A cena reativou minha compaixão e a raiva ao mesmo tempo. Laurinha, quatro anos recém-feitos, é a minha sobrinha faladeira-falarosa-falafusa. Foi brincar num parquinho e lá estava outra menininha, mais grandinha que ela. Laurinha já se aproximou no galope, "oi, quer brincar?" e aí veio! Aquele silêncio, olhar de criança um tico de nada mais velha que olha para a menor com aquele desprezo tirado sei lá de onde. Voltei no tempo. Da escola, da adolescência, de um dia desses, bem dizer.
Laurinha insistiu no "ei, menina. Vamo brincar!", dando tchauzinho com a mão. E mais uma vez a menina-maior ignorou. Naquele momento, minha irracionalidade só pensava em ensaiar um discreto cocorote na cabeça da criatura e soltar um "eeeei, mermão, tá ouvindo ela te chamar pra brincar não?", mas antes de qualquer coisa Laurinha olhou pra mim e "ela não ouviu, tia Ligia".
Como não ouviu? A horrorozinha tava mermo ali do lado.
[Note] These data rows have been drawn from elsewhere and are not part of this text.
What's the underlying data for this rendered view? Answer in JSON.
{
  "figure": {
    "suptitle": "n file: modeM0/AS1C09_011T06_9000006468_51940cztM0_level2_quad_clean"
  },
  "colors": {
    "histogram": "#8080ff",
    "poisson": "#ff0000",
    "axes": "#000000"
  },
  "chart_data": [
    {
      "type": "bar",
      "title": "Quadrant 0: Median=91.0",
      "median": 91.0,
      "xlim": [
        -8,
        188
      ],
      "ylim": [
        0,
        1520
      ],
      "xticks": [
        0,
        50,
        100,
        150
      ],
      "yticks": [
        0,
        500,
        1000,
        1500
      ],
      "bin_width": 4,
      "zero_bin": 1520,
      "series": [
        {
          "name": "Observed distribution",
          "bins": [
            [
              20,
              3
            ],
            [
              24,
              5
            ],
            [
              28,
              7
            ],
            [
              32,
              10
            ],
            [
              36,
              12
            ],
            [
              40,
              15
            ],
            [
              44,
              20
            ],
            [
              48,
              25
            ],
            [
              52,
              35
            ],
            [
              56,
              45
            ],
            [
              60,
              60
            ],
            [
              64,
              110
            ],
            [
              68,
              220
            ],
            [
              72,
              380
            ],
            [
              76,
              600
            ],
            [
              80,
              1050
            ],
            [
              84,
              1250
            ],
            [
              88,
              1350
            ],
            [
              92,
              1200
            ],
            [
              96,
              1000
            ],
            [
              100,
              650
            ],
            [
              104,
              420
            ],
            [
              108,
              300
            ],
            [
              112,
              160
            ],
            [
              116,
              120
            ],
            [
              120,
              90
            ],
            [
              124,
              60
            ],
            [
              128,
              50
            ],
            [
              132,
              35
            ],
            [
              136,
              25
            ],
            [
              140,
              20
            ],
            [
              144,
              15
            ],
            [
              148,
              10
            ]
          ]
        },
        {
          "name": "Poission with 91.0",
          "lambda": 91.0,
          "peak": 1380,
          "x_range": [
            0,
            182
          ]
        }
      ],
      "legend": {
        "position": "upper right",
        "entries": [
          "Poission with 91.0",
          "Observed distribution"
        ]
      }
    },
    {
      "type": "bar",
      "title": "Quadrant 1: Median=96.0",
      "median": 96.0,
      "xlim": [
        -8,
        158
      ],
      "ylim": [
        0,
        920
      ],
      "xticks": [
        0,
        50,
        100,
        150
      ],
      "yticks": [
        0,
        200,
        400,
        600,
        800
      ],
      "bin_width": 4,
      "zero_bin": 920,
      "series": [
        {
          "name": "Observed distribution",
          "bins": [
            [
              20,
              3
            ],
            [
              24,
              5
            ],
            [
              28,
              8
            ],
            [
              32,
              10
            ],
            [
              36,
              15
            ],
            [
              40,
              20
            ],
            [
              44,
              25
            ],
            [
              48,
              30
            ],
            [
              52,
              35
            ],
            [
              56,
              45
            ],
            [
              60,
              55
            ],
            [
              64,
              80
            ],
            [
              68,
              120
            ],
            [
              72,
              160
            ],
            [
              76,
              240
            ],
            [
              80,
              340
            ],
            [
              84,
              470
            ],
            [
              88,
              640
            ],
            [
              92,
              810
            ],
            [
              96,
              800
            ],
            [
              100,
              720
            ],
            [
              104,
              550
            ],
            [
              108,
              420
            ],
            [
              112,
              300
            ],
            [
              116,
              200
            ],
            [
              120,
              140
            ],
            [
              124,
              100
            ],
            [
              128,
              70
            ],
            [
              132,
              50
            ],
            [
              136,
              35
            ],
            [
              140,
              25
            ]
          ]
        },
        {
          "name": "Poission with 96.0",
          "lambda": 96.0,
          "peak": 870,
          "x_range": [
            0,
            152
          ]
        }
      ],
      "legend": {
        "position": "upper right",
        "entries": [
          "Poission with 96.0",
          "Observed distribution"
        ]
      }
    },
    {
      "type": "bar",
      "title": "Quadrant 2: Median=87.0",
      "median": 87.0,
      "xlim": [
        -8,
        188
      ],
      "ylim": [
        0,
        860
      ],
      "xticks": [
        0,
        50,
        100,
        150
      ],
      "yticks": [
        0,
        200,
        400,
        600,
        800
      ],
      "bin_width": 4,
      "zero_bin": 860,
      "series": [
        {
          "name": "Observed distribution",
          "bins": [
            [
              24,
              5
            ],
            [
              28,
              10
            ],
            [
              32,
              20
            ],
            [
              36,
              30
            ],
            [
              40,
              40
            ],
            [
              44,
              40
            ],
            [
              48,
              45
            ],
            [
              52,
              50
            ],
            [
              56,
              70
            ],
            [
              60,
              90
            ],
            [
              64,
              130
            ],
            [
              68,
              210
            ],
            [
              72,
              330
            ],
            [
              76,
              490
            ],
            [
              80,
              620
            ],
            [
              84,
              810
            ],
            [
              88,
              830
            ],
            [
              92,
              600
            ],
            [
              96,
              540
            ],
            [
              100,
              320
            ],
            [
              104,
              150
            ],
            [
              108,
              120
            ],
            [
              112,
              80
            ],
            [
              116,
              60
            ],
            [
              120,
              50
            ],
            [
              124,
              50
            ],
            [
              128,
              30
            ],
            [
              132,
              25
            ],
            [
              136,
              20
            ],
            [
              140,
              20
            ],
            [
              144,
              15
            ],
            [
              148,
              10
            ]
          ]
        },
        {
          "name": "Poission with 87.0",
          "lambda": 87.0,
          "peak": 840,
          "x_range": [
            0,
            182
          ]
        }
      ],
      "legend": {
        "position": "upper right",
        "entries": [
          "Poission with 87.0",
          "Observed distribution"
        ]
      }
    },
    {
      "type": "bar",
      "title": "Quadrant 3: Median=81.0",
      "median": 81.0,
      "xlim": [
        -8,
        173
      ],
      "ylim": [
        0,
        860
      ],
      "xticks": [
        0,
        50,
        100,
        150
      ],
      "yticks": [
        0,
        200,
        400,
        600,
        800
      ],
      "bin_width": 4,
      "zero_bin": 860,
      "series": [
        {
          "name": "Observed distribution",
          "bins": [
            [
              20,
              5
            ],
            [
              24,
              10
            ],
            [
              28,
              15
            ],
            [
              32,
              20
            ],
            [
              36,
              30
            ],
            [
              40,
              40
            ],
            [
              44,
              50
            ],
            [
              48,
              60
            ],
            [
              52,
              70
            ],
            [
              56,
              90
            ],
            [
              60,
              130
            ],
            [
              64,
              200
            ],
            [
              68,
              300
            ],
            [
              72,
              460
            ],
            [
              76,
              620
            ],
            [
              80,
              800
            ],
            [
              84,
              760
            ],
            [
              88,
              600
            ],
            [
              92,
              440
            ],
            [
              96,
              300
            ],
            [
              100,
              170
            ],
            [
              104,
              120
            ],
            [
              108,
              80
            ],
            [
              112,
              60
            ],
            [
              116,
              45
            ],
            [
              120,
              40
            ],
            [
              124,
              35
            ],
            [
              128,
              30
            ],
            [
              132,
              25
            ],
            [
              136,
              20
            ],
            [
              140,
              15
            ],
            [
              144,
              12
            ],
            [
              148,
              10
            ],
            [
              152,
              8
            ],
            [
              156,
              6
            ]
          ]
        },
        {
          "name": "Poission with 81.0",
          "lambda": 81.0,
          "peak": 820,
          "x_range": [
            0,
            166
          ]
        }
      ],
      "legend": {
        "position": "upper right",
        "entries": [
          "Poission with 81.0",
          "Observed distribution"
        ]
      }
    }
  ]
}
Ela não quis responder, que sem noção... e lá ia eu viajando em mil ódios acumulados quando Laura me interrompe pedindo para que eu a ajudasse a subir no balanço. Gargalhando, as chinelinhas de plástico colorido enfeitando o ar. "Mais rápido, mais rápido", e tome riso e "mais rápido" e em dois segundos a negativa da guria maior sumia do horizonte. Evaporou-se.
Naquele dia entendi que precisava exercitar mais do olhar-de-Laura. De ter a valentia pra convidar o azedume pra dividir um brinquedo, uma conversa, um pensamento. Mas não sofrer com a negativa. Uma hora aparece no parquinho alguém do nosso tamanho. Que tem os mesmos mini-problemas que a gente. Problemas que podem ser piquiliquinhos (pequenininhos, na língua de Laura) e que justamente por isso vamos nos entender, por conseguir ver tudo da mesma altura. Sem disputa, só a besteira boa que é brincar junto.
Essa cena, numa tarde besta e gostosa de um café lá em Recife (ai, que saudade!) me recordou do quanto estamos no mundo de evitações. Tudo precisa ter um poder de síntese muito alto para que possamos manter o mínimo de contato: uma figurinha pra trocar no WhatsApp e nos damos por conversados. Concordar com tudo o que é dito, sob pena de não se enquadrar e ser chata. Só oferecer o lado que brilhe, pois a sombra nos pune. E, sabemos, as pessoas mais bem quistas são essas que não ofendem. Concordam, dizem amém e calam pra aguentar as buchas que pensam que precisam engolir pra ter companhia.
Fui essa pessoa, ainda sou mas já não suporto mais ser. Daqui do meu parque eu só quero fazer merminho que igual a Laura: brincar com quem me empurra mais rápido, mais alto, mais longe!